An extra £421 million government funding will be made available to local authorities across England to improve drug and alcohol addiction treatment and recovery services.

An extra £421 million government funding will be made available to local authorities across England to improve drug and alcohol addiction treatment and recovery services.

This funding is prioritised for areas with the highest need, based on the rate of drug deaths, deprivation, opiate and crack cocaine prevalence and crime, taking into account of the size of the treatment population.

It will enable local authorities to recruit more staff to work with people with drug and alcohol problems, support more prison leavers into treatment and recovery services, and invest in enhancing the quality of treatment they provide. It is hoped that people will benefit from residential rehabilitation or inpatient detoxification, while improvements to the recovery services will sustain them outside of treatment helping to reduce relapse rates.

The government’s drug strategy, published in December 2021, estimates that over the first three years of the strategy, the additional investment in treatment and recovery will prevent nearly 1,000 drug-related deaths – reversing the upward trend in drug deaths for the first time in a decade.

Plan is to divert people from addiction into recovery

Professor Dame Carol Black, independent advisor to the government on combatting drug misuse, said: “This continued investment is very welcome and will be crucial in supporting local authorities and their partners to increase the capacity and quality of their services for people with drug and alcohol dependence, in line with the key recommendations of my independent review of drugs. This will help realise the ambitions of the government’s 10-year drug strategy, to deliver a world-class treatment and recovery system, reduce drug use and drug related crime, and save lives.”

Local authorities can invest the funding in activity that will increase the capacity and quality of their treatment and recovery system, based on the recommendations made by Dame Carol Black’s Independent Review of Drugs.

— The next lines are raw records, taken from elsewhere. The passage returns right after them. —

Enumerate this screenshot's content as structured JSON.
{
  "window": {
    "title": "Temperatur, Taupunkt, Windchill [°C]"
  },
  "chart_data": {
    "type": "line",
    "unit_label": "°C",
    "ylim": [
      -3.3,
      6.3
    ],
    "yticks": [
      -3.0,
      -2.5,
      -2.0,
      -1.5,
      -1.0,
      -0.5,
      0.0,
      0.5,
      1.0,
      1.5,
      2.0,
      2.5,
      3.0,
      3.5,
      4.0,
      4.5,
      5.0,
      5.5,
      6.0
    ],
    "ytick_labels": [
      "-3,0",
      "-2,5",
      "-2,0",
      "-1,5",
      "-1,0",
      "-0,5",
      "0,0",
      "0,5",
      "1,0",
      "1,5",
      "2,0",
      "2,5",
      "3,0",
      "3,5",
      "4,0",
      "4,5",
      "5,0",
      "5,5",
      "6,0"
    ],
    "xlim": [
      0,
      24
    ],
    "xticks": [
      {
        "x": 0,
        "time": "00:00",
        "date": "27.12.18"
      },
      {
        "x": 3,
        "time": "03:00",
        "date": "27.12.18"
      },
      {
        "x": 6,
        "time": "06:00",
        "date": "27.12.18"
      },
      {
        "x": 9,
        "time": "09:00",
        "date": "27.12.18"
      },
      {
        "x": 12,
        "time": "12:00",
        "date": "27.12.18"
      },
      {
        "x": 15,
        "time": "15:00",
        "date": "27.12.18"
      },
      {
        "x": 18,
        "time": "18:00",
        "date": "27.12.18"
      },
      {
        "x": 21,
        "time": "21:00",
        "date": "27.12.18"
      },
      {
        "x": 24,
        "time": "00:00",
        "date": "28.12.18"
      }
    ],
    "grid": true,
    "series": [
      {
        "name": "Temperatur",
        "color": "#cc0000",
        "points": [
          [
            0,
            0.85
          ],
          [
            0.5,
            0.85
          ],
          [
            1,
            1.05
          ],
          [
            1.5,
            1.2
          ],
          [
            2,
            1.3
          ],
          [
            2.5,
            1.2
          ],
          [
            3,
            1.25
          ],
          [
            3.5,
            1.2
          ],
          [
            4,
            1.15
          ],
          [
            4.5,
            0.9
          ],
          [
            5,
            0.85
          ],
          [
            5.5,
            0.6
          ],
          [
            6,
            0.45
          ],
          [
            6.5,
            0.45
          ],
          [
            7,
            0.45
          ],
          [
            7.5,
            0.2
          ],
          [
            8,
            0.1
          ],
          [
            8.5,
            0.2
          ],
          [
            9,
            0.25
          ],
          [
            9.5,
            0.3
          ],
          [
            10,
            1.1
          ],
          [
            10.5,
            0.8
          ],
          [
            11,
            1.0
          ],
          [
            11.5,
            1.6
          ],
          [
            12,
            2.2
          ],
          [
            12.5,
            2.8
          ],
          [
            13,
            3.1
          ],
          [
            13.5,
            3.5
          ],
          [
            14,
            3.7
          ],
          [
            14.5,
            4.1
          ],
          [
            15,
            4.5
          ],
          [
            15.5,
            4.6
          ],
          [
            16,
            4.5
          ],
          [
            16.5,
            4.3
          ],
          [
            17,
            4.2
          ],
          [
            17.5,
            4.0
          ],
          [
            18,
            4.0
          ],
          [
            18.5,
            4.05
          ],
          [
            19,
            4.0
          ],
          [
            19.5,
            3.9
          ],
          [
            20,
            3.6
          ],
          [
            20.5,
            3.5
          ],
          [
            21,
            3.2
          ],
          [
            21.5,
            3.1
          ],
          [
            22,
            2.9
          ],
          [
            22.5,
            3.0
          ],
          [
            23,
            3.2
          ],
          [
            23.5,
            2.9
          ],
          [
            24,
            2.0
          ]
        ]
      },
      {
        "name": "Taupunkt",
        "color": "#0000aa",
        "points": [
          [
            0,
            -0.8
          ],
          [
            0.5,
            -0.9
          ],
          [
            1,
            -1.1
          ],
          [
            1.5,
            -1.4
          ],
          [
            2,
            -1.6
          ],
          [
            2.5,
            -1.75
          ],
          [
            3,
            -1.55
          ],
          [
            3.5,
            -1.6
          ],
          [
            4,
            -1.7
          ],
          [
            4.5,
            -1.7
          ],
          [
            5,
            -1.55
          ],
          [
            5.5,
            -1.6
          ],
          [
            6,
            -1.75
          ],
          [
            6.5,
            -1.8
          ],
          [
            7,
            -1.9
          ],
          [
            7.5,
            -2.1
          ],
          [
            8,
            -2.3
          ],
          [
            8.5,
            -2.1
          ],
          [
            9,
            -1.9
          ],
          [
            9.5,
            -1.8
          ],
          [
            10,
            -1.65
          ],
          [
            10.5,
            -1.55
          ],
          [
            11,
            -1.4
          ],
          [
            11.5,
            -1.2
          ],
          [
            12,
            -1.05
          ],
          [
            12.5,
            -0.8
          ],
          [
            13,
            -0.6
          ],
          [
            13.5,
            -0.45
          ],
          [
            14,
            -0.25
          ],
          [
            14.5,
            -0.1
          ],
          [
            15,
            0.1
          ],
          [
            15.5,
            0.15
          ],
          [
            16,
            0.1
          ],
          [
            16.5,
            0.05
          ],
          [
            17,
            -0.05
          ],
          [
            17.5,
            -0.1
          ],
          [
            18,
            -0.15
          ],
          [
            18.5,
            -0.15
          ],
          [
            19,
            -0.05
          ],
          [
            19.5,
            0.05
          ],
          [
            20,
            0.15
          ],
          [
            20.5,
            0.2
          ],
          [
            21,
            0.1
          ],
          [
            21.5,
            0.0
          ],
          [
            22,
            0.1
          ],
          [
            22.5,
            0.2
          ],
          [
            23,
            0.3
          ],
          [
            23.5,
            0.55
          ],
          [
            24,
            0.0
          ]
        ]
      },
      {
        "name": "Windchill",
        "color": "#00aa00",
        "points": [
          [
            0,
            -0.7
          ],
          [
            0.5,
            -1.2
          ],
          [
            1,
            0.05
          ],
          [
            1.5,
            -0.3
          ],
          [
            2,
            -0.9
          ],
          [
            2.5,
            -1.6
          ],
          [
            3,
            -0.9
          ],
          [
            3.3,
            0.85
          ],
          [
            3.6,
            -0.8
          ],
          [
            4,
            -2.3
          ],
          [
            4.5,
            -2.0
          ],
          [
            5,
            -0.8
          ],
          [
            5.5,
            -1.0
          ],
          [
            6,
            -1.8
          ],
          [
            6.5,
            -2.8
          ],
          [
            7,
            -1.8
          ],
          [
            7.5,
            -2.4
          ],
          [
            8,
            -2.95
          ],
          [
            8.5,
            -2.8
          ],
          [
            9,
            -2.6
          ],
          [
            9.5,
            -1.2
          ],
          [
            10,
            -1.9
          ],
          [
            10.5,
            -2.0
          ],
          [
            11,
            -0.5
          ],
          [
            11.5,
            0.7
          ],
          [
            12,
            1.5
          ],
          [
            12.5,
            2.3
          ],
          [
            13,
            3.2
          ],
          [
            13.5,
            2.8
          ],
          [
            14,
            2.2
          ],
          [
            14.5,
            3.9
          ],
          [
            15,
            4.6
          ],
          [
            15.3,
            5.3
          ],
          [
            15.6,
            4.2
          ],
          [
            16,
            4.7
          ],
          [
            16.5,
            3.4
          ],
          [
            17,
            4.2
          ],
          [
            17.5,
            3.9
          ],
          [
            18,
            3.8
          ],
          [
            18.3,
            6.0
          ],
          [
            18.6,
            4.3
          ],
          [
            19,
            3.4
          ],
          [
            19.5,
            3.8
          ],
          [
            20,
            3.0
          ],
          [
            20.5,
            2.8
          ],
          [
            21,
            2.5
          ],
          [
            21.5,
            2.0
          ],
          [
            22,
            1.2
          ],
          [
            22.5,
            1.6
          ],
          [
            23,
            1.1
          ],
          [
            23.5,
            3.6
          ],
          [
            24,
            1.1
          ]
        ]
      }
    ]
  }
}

Health and Social Care Secretary Steve Barclay said: “Drug misuse has a massive cost to society – more than 3,000 people died as a result of drug misuse in 2021. This investment in treatment and recovery services is crucial to provide people with high-quality support, with services such expanding access to life-saving overdose medicines and outreach to young people at risk of drug misuse already helping to reduce harm and improve recovery.

“This funding will help us build a much improved treatment and recovery service which will continue to save lives, improve the health and wellbeing of people across the country, and reduce pressure on the NHS by diverting people from addiction into recovery.”